I know, hard to believe but women do become super sensitive at times. I'm smiling by the way. Yes, I have my hand up...guilty as charged 🙂 I wonder if, like me, she's at times sensitive to feeling a lack. If you can imagine what a lack of personal fulfillment feels like, in your body, it's a challenging feeling to be feeling, if that makes sense. If you think about what a lack of excitement feels like (Eg: a lack of sexual excitement due to 'starvation') that comes with a certain feelings or sensations too. Just a couple of examples here.

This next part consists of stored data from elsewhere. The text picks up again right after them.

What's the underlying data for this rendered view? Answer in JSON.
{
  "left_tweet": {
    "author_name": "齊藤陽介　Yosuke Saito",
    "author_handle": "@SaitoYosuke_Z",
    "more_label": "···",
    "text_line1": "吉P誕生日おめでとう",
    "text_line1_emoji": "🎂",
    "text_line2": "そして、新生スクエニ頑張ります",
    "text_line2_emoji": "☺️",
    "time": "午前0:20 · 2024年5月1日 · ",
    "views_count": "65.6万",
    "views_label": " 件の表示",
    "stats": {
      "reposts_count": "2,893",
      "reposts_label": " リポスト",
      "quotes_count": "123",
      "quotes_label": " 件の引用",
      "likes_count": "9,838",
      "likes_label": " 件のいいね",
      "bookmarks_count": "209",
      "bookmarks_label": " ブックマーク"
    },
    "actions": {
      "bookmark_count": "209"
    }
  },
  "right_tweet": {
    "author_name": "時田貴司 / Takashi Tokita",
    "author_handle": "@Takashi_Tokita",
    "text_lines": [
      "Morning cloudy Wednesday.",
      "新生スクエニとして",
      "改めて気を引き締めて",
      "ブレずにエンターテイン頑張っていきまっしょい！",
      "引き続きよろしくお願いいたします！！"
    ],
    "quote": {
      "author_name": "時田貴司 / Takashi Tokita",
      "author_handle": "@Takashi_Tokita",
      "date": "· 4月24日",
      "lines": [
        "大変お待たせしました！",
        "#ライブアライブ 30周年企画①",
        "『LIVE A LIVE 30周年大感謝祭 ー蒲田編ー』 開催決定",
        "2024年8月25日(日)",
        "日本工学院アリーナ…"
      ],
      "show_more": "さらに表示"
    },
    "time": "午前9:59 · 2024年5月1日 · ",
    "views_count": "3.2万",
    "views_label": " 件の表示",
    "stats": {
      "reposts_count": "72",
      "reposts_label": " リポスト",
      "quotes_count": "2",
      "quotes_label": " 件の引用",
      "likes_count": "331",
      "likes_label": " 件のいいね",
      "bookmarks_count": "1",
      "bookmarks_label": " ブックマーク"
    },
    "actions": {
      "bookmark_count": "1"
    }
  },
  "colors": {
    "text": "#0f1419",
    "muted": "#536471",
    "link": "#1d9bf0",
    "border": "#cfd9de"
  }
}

Feeling a lacking in a number of ways can become angering, frustrating and even depressing.
Deciding that having a baby is going to give her a feeling of fulfillment and then realising 'Oops, nup, that's not it' does come with challenges ahead but, of course, I don't have to tell you that.
Kids are highly sensitive little things. Be careful with what you lead them to feel. Lead them to feel a deep sense of love and that will become their focus. They'll know they're loved no matter what.